Like its main competitors, Bulldog and Be, Easynet can offer high-speed broadband at speeds of up to 24Mbps by using its own specialized acceleration technologies on top of BT's ADSL (asymmetric digital subscriber line) infrastructure. The process is called Local Loop Unbundling (LLU), and BT has been ordered to make it easier for such rivals to use all 5,300 of its broadband-enabled telephone exchanges in Britain by the industry's official watchdog, the Office of the Telecoms Adjudicator, which recently criticized BT for dragging its feet.
Meanwhile Wanadoo, owned by France Telecom, has announced that from next month its customers in LLU areas will be able to access broadband speeds of up to 8Mbps for fees as low as $1 a week. Wanadoo's non-LLU users will be stuck with the slow 2Mbps system for the moment, with the promise of 8Mbps "when available."
Wanadoo's LLU area currently includes about one in eight of Britain's 60 million people, mainly in the big cities of Birmingham, Bristol, Leeds, London and Manchester, but Wanadoo is planning to triple its coverage by the end of next year. Wanadoo will also be launching trials of a high-speed service of 24Mbps.

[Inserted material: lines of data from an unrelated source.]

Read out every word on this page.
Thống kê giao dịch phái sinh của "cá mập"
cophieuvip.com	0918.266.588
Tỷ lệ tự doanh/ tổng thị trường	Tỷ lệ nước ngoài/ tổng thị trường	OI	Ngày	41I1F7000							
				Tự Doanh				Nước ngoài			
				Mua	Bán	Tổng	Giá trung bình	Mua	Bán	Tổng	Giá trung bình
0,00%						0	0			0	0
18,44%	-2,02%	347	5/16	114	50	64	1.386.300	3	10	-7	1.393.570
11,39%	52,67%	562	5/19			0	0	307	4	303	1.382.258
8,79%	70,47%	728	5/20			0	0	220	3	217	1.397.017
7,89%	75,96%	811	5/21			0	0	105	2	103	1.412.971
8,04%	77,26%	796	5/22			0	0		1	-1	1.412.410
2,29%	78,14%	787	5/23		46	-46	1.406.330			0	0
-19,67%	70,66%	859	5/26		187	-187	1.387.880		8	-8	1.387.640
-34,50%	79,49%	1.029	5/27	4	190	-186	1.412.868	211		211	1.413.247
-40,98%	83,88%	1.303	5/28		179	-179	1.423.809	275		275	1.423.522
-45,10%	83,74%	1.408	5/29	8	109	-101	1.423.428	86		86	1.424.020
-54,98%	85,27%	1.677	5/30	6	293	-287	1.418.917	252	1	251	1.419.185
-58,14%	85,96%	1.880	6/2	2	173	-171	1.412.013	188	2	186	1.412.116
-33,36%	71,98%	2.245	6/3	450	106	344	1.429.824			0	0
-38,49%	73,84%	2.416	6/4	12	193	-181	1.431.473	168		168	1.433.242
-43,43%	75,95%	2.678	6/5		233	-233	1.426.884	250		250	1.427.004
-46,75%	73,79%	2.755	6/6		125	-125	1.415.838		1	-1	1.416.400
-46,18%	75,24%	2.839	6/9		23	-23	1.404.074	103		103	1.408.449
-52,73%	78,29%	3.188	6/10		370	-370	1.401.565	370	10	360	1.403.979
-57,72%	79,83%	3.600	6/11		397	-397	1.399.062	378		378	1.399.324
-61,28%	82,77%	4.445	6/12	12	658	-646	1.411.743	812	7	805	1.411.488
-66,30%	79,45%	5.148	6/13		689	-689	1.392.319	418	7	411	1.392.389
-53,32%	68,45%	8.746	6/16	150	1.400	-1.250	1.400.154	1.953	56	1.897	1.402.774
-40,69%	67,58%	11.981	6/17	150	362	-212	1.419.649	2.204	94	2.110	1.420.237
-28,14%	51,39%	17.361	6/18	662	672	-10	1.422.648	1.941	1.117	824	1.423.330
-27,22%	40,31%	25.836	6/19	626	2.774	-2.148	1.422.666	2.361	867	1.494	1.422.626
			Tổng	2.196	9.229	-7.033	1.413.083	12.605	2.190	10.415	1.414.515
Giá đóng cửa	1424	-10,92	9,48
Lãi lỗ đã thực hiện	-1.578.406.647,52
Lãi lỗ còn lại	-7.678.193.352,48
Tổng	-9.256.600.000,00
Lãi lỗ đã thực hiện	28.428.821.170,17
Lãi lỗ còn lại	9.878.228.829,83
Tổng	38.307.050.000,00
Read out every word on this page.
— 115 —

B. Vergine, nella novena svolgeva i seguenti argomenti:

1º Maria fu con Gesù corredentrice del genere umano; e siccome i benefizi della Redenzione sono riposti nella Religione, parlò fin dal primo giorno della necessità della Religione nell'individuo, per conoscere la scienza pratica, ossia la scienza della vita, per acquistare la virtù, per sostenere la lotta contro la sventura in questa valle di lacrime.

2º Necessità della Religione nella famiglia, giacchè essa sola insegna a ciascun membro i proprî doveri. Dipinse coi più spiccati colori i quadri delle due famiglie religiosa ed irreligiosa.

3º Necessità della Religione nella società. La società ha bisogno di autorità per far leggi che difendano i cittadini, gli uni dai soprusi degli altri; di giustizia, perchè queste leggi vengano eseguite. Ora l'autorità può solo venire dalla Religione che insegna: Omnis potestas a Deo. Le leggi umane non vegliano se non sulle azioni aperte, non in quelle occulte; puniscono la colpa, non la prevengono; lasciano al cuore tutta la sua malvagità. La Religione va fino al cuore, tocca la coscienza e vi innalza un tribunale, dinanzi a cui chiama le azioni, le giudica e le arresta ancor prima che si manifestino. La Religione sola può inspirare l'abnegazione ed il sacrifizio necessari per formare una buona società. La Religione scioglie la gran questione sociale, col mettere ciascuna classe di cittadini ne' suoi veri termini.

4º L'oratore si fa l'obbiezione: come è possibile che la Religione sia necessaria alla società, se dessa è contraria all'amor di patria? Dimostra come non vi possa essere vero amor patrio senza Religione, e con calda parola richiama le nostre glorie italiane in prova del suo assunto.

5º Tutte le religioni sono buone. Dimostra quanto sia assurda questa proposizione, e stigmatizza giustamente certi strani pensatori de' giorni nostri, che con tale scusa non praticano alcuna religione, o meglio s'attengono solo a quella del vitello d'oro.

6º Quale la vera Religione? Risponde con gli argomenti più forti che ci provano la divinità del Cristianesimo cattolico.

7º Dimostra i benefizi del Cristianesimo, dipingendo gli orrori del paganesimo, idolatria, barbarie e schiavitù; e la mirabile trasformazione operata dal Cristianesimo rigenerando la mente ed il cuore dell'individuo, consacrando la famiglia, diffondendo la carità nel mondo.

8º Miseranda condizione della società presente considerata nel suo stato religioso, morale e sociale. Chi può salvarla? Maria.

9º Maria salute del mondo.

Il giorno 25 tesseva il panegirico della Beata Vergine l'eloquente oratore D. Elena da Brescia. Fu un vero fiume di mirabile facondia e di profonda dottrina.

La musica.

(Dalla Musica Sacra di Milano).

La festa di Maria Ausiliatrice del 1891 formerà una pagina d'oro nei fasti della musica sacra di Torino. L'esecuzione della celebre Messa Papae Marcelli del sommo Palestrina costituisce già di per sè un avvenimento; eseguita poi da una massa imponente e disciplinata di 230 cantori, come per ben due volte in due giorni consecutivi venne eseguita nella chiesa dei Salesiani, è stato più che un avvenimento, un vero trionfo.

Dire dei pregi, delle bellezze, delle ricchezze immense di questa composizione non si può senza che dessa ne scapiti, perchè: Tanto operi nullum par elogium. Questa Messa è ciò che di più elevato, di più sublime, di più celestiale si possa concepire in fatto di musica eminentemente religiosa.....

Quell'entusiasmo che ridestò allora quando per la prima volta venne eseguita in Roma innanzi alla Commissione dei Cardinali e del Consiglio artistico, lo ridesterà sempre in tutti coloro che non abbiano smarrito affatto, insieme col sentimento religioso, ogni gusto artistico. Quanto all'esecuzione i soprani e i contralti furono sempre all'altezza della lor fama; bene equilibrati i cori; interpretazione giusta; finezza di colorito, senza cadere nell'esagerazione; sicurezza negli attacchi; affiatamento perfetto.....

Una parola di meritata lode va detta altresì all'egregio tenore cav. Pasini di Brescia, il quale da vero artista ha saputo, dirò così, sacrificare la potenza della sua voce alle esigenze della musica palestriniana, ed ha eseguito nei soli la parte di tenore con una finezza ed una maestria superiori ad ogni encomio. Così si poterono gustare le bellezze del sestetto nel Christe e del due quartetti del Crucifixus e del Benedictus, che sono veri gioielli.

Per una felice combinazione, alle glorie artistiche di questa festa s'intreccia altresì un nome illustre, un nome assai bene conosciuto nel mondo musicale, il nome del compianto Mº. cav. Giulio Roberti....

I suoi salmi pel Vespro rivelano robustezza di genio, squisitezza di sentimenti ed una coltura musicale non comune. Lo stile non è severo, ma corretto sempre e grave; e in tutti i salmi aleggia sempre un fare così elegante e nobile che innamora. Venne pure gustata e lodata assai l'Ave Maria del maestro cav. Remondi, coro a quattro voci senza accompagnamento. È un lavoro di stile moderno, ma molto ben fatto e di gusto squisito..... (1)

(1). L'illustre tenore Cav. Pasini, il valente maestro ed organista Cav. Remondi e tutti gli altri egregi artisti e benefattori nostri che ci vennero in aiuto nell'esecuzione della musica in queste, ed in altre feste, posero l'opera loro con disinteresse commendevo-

This intense competition has spurred BT to a strong financial performance, announcing a 21-percent profits rise in the last quarter, thanks to a "new wave" of revenues from broadband and mobile services. BT's orders for IT services rose to $4 billion in the three months ending June 30, on top of a 12-month running total of $14 billion in IT orders, a company record.

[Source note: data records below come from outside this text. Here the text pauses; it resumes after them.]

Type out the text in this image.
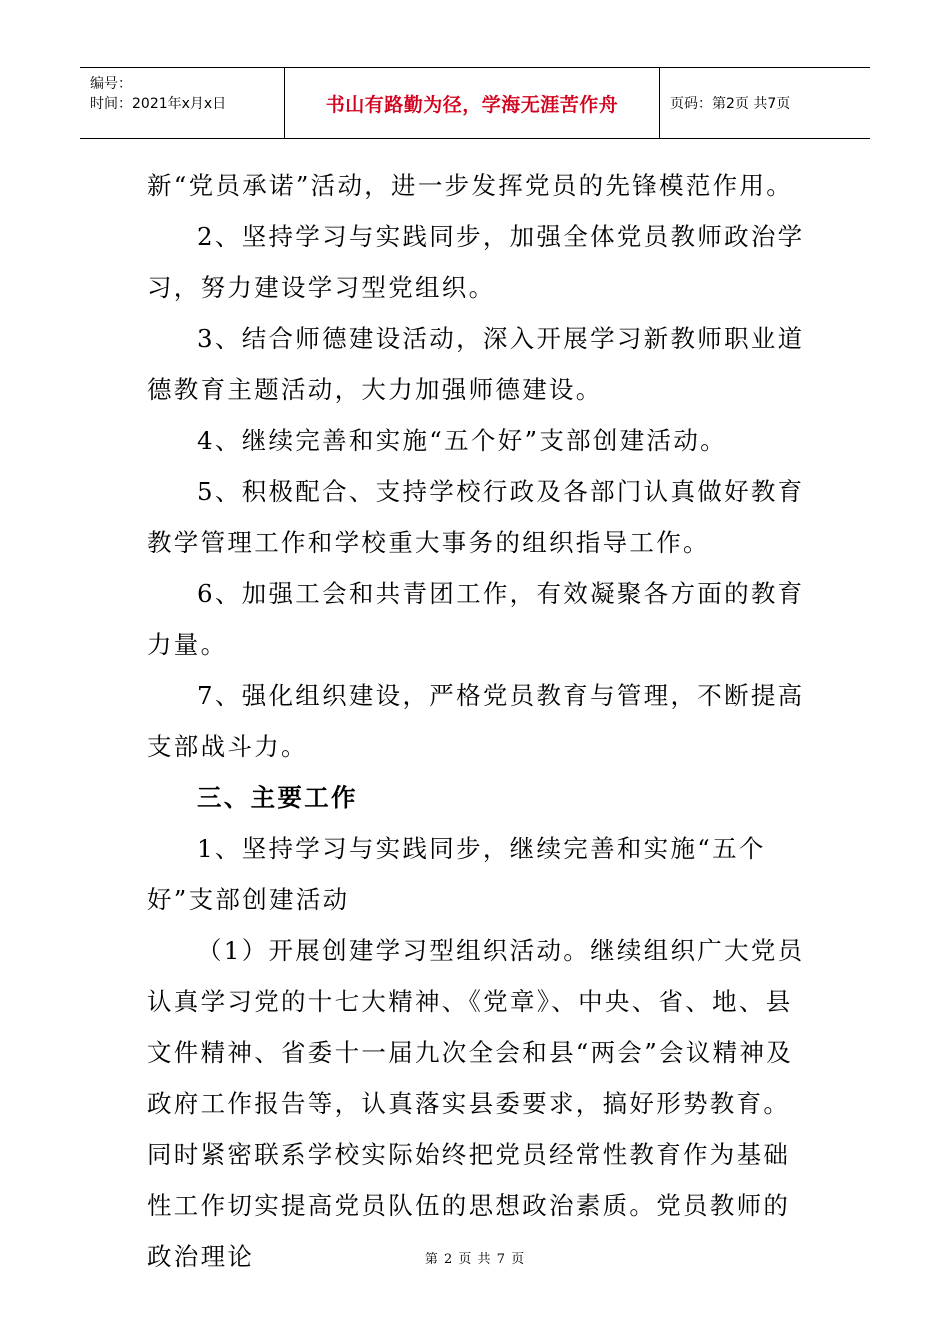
编号：
时间：2021年x月x日	书山有路勤为径，学海无涯苦作舟	页码：第2页 共7页

新“党员承诺”活动，进一步发挥党员的先锋模范作用。

2、坚持学习与实践同步，加强全体党员教师政治学习，努力建设学习型党组织。

3、结合师德建设活动，深入开展学习新教师职业道德教育主题活动，大力加强师德建设。

4、继续完善和实施“五个好”支部创建活动。

5、积极配合、支持学校行政及各部门认真做好教育教学管理工作和学校重大事务的组织指导工作。

6、加强工会和共青团工作，有效凝聚各方面的教育力量。

7、强化组织建设，严格党员教育与管理，不断提高支部战斗力。

三、主要工作

1、坚持学习与实践同步，继续完善和实施“五个好”支部创建活动

（1）开展创建学习型组织活动。继续组织广大党员认真学习党的十七大精神、《党章》、中央、省、地、县文件精神、省委十一届九次全会和县“两会”会议精神及政府工作报告等，认真落实县委要求，搞好形势教育。同时紧密联系学校实际始终把党员经常性教育作为基础性工作切实提高党员队伍的思想政治素质。党员教师的政治理论	第 2 页 共 7 页
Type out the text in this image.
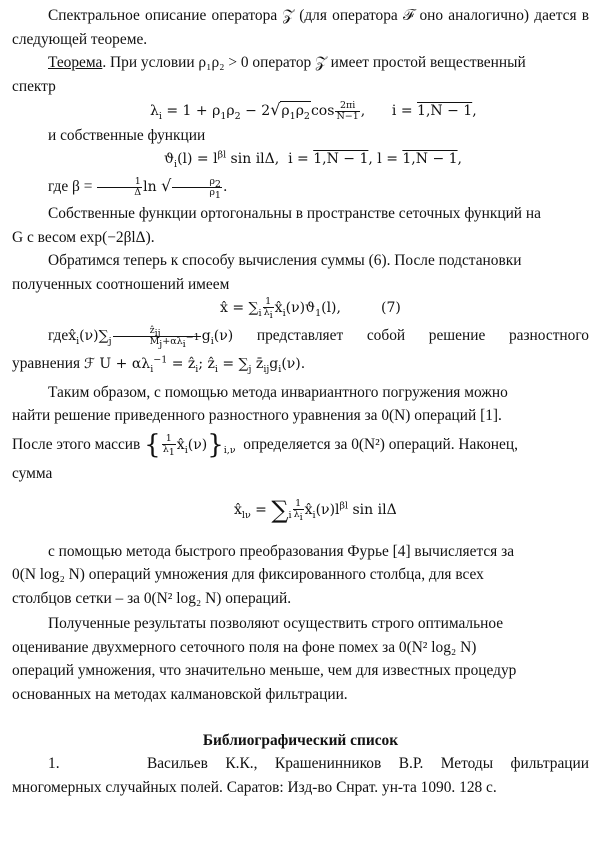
Спектральное описание оператора 𝒵 (для оператора ℱ оно аналогично) дается в следующей теореме.

Теорема. При условии ρ₁ρ₂ > 0 оператор 𝒵 имеет простой вещественный

спектр

$\lambda_i = 1 + \rho_1\rho_2 - 2√\rho_1\rho_2\cos \frac{2\pi i}{N-1}$ ,      i = 1,N − 1,

и собственные функции

$ϑ_i(l) = l^{\beta l}$ sin ilΔ,  i = 1,N − 1, l = 1,N − 1,

где $\beta = \frac{1}{\Delta}$ ln √ $\frac{\rho_2}{\rho_1}$ .

Собственные функции ортогональны в пространстве сеточных функций на

G с весом exp(−2βlΔ).

Обратимся теперь к способу вычисления суммы (6). После подстановки

полученных соотношений имеем

x̂ = $\sum_i \frac{1}{\lambda_i}$ $x̂_i(\nu)ϑ_1(l)$,         (7)

$гдеx̂_i(\nu)\sum_j \frac{ẑ_{ij}}{M_j+\alpha\lambda_i^{-1}} g_i(\nu)$ представляет собой решение разностного

уравнения ℱ $U + \alpha\lambda_i^{-1}$ = ẑ$_i$; ẑ$_i$ = $\sum_j$ $z̄_{ij}g_i(\nu)$.

Таким образом, с помощью метода инвариантного погружения можно

найти решение приведенного разностного уравнения за 0(N) операций [1].

После этого массив { $\frac{1}{\lambda_1}$ $x̂_i(\nu)\}_{i,\nu}$ определяется за 0(N²) операций. Наконец,

сумма

$x̂_{l\nu} = \sum_i \frac{1}{\lambda_i}$ $x̂_i(\nu)l^{\beta l}$ sin ilΔ

с помощью метода быстрого преобразования Фурье [4] вычисляется за

0(N log₂ N) операций умножения для фиксированного столбца, для всех

столбцов сетки – за 0(N² log₂ N) операций.

Полученные результаты позволяют осуществить строго оптимальное

оценивание двухмерного сеточного поля на фоне помех за 0(N² log₂ N)

операций умножения, что значительно меньше, чем для известных процедур

основанных на методах калмановской фильтрации.

Библиографический список

1.	Васильев К.К., Крашенинников В.Р. Методы фильтрации

многомерных случайных полей. Саратов: Изд-во Снрат. ун-та 1090. 128 с.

In May of this year broadband for the first time overtook dialup as the most common way for British users to connect to the Internet. Broadband use is growing in Britain at 37 percent a year, compared to 16 percent in the United States. According to data released Monday by the DSL Forum group, there should be 200 million broadband connections worldwide by the end of this year, mostly via DSL (digital subscriber line).
With 47.5 million subscribers, the European Union is now the world's No. 1 region for broadband, taking over from North America. The United States remains the country with the largest broadband population in the world, at 38.2 million subscribers. It has seen 16-percent growth in DSL subscribers so far in 2005, compared with the 10-percent increase in other broadband-access technologies. In 16 countries, half of them in the EU, at least one in 10 people have a broadband connection. More than 8 million signed up to broadband services in the EU in the first half of this year, with 81 percent of all its subscribers choosing DSL.
The new high-speed broadband services are offering much wider options than simply access to the Net. Once above the 8 Mbps threshold, real-time viewing of high-speed TV and video images becomes possible, along with the multitasking that allows different monitors in different rooms of a household to run different products from the same broadband feed.